(Reuters) ? The likelihood of the NBA season starting at any point over the coming months appeared to be fast disappearing after marathon talks between players and owners ended this week without a deal being struck.
If anything, the gap between the two sides in their long-running labor dispute loomed as large as ever, despite indications that some progress had been made early on in their meetings in New York with federal mediator George Cohen.
When negotiations were finally halted on Thursday night after a total of 30 hours of discussions spread over three days, the body language on both sides summed up the impasse.
"We've kind of worn each other out," a grim-faced Peter Holt, chairman of the NBA's labor relations committee, told reporters. "We are where we are and they are where they are."
NBA deputy commissioner Adam Silver, sitting next to Holt, said: "Ultimately, we were unable to bridge the gap that separates the two parties. At this time, we have no further discussions scheduled with the union."
The two sides are divided over two key issues -- the division of basketball-related income and the structure of the salary cap system.
NBA owners contend the league lost $300 million last season with 22 of 30 teams in the red and initially demanded players cut their share of revenue from 57 to 47 percent from the previous collective bargaining agreement, along with a firm salary cap and shorter contracts.
The players offered to reduce their share from 57 to 53 percent, and lowered that to 52.5 percent Thursday.
That was not enough for the owners, who had formally proposed a 50-50 split.
"That's when we broke off," Silver said of the abrupt halt to negotiations after five hours of mediation on Thursday.
BITTER TASTE
NBA Players Association president Derek Fisher was left with a bitter taste in his mouth.
"I want to make it clear that you guys were lied to earlier," he told reporters. "It's that simple. We've spent the last few days making our best effort to try and find resolution here. Not one that was necessarily a win-win.
"It wouldn't be a win for us, it wouldn't be a win for them but one that we felt like could get our game back-started and get our guys back on the court, get our vendors back to work, get the arenas open and get these communities revitalized."
The pre-season and the first two weeks of the regular season had already been canceled due to the protracted lockout that began on July 1 after the players and owners failed to reach a new collective bargaining agreement.
Fisher, who plays for the Los Angeles Lakers, said the owners had incorrectly portrayed the union as having pre-conditions coming into the mediation talks.
"We in no way implied that we're not here to continue to negotiate," he added. "We in no way tied any one part to the other. We did not pre-condition our time and effort here.
"We continued to express our willingness to negotiate on the split as well as the system.

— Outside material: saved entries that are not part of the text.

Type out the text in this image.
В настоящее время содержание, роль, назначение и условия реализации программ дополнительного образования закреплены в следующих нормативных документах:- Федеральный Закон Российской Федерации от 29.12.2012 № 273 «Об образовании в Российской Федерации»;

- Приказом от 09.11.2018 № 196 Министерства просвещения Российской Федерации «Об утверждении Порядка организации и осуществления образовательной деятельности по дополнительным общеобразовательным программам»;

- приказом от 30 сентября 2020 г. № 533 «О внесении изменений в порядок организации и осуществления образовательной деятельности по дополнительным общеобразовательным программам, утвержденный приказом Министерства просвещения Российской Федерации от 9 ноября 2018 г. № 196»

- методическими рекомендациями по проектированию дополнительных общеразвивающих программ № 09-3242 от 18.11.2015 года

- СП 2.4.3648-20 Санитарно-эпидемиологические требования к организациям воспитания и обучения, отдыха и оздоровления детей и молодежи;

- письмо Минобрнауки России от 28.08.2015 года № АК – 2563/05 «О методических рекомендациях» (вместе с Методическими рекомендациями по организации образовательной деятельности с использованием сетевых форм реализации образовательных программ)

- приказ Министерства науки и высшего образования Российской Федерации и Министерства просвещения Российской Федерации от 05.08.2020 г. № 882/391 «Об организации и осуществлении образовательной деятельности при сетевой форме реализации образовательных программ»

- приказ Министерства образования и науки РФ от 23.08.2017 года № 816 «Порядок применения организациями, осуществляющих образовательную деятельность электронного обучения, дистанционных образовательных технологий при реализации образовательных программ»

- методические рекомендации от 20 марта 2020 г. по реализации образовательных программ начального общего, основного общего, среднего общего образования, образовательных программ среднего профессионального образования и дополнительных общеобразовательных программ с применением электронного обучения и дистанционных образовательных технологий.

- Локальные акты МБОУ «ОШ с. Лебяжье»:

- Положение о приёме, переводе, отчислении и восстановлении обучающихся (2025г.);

We didn't say if they're not willing to come from 50 up to us at 52.5, that the talks are off.
"Coming into this process, we felt we were at 53 and they were at 50 and we would find a way to bridge that gap. Obviously they have no intention of moving from 50."
The NBA owners appear to be more focused on trying to find a way to give every team in the league an opportunity to be profitable.

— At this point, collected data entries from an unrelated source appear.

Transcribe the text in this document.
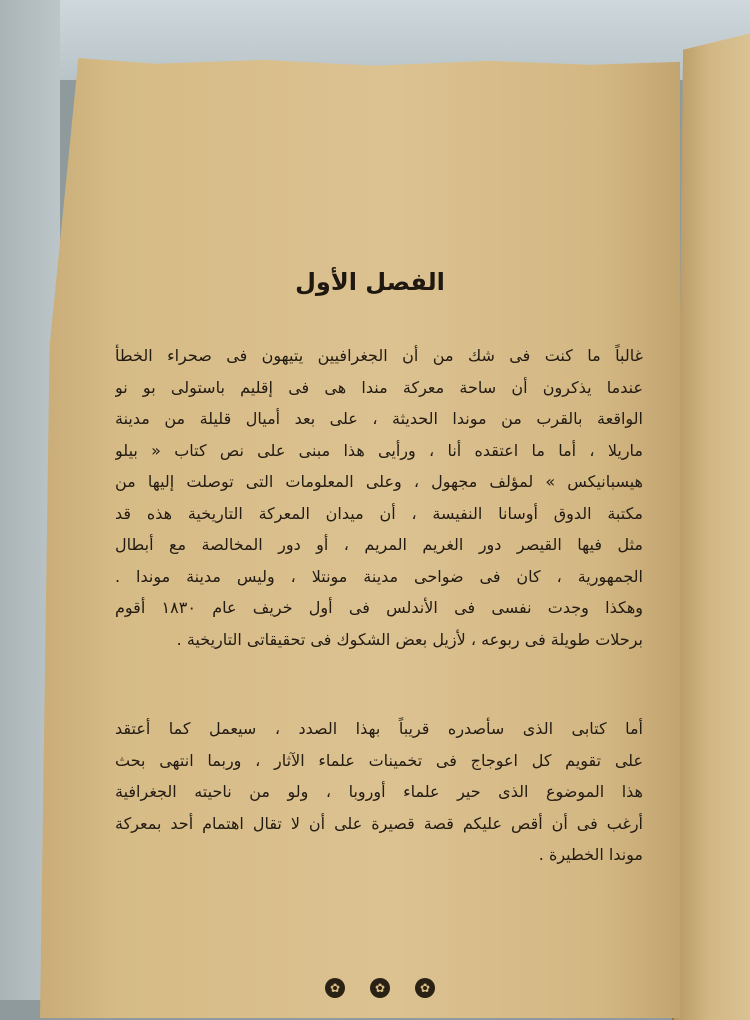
الفصل الأول
غالباً ما كنت فى شك من أن الجغرافيين يتيهون فى صحراء الخطأ
عندما يذكرون أن ساحة معركة مندا هى فى إقليم باستولى بو نو
الواقعة بالقرب من موندا الحديثة ، على بعد أميال قليلة من مدينة
ماريلا ، أما ما اعتقده أنا ، ورأيى هذا مبنى على نص كتاب « بيلو
هيسبانيكس » لمؤلف مجهول ، وعلى المعلومات التى توصلت إليها من
مكتبة الدوق أوسانا النفيسة ، أن ميدان المعركة التاريخية هذه قد
مثل فيها القيصر دور الغريم المريم ، أو دور المخالصة مع أبطال
الجمهورية ، كان فى ضواحى مدينة مونتلا ، وليس مدينة موندا .
وهكذا وجدت نفسى فى الأندلس فى أول خريف عام ١٨٣٠ أقوم
برحلات طويلة فى ربوعه ، لأزيل بعض الشكوك فى تحقيقاتى التاريخية .
أما كتابى الذى سأصدره قريباً بهذا الصدد ، سيعمل كما أعتقد
على تقويم كل اعوجاج فى تخمينات علماء الآثار ، وربما انتهى بحث
هذا الموضوع الذى حير علماء أوروبا ، ولو من ناحيته الجغرافية
أرغب فى أن أقص عليكم قصة قصيرة على أن لا تقال اهتمام أحد بمعركة
موندا الخطيرة .
✿	✿	✿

"The competitive issues are as big an issue for us, as owners of these teams, as the economic issues are -- and particularly for the small markets," Holt said.
"We want to get to the point where all 30 markets have an opportunity, nothing guaranteed, but an opportunity to be competitive and an opportunity to make a few bucks.
"And so, on both sides of those issues, we went back and forth, and have been going back and forth for two years, and we're still pretty far apart."